Archive for mai 18th, 2011

Le sujet de la semaine, c’est le 19ème titre de champion d’Angleterre gagné par Manchester United. Pour en savoir davantage, nous avons demandé à Mike Phelan, premier assistant d’Alex Ferguson, de nous donner le pouls côté coulisses. Révélations.

J'ai beaucoup de respect pour Didier et son passage à Chelsea.

J'ai beaucoup de respect pour Didier et son passage à Chelsea.

« Salut le TK,

J’ai regardé un peu  votre blog avant de vous écrire. Gros boulot, mais vous n’avez pas encore parlé de ce magnifique club de Burnley. Je vous enverrai quelques pdf, à l’occasion.

En ce moment, vous imaginez bien que l’ambiance est à la fête. Mais notre saison n’est pas finie, et tout le monde reste concentré pour la finale du 28 mai. On va même décider du sort de Blackpool, ce week-end. Il n’y aurait que moi, je dirais aux joueurs de lever le pied. Ian [Holloway, le manager de Blackpool, NDLR] m’a appelé, l’autre jour.

– Hey, Mike. Tu sais, ce serait bien qu’on gagne, dimanche. Si je te proposais une petite valise…

– Non, Ian, c’est ridicule.

– Une petite contrepartie, c’est le moins que je puisse faire.

– Vous êtes complètement à sec. Vous avez même recruté Grandin.

– Il collait bien avec notre étiquette de loser.

– Bon, par curiosité, combien tu comptes mettre dans ta valise ?

– Euh… Mike, on s’est mal compris : la valise est vide ! En revanche, elle a des roulettes.

Ah, ce Ian. Je pourrais lui offrir la victoire s’il me filait l’une de ses sublimes cravates orange. Mais Alex [Ferguson, NDLR] est un compétiteur, il refuse la défaite.

Moi, je suis arrivé en 1989 à United, presque trois ans après Alex. Ca grinçait déjà des dents, puisque le club n’avait pas gagné le championnat depuis plus de vingt ans. Alex lui-même n’avait encore rien gagné. C’est pour ça qu’il m’a recruté, vous pensez bien. De fait, quatre ans plus tard, on avait accumulé cinq titres, dont une coupe d’Europe. Mes cinq premiers et mes cinq derniers, c’est dire s’ils me sont chers.

Je suis parti lorsque la génération dorée commençait à éclore, un peu vexé qu’un petit con de vingt ans nommé Ryan ne me dribble puis m’humilie à la course.

Je suis devenu coach ici ou là, avant de revenir à Manchester en 1999. Alex m’a placé au Centre of Excellence, en me promettant qu’il ferait appel à moi dès qu’il y aurait un désistement. Je coulais des jours heureux, au Centre. Je participais à quelques réunions, j’allais voir des matchs.
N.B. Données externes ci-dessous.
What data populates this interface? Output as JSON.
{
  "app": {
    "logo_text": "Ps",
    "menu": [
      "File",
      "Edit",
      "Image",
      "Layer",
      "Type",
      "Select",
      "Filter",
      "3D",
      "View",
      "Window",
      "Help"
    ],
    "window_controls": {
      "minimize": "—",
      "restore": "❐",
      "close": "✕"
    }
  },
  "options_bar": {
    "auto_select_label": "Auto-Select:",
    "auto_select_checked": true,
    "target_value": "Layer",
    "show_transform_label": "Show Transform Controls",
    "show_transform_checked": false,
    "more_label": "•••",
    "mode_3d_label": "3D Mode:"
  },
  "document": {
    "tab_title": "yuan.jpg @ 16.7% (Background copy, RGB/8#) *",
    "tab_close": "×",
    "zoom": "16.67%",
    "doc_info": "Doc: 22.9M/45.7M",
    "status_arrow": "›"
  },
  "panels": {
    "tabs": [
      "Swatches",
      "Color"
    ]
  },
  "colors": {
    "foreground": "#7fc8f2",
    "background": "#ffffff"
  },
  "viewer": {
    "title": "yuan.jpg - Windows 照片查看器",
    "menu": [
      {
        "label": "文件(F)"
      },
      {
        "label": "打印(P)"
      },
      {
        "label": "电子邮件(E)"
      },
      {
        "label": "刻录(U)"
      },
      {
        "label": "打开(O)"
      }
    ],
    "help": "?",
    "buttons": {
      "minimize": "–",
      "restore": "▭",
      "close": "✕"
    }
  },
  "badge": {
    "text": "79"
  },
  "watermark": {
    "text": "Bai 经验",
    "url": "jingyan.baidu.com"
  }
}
Je n’ai jamais su la teneur précise de ma mission. Au moment où je commençais à m’y intéresser un peu plus sérieusement, Alex m’a demandé de le rejoindre sur le banc.

Carlos [Queiroz, NDLR] et Alex formaient un couple très efficace. La presse résumait, un peu hâtivement, la situation en réduisant Carlos au cerveau et Alex à la gestion humaine. Bullshits, si vous me permettez l’expression. Alex possède un génie tactique hors du commun. Son problème, c’est qu’il vieillit et préfère donc minimiser les risques pour sa santé. Je tente bien de lui faire comprendre que la victoire sourit aux audacieux, mais je n’ai, hélas, pas beaucoup d’influence à ce point de vue. Excepté ces derniers mois, comme lors du match à Chelsea en Ligue des Champions qui m’a fait marquer des points. J’évite cependant de me glorifier sur ce fait, il est facilement irritable.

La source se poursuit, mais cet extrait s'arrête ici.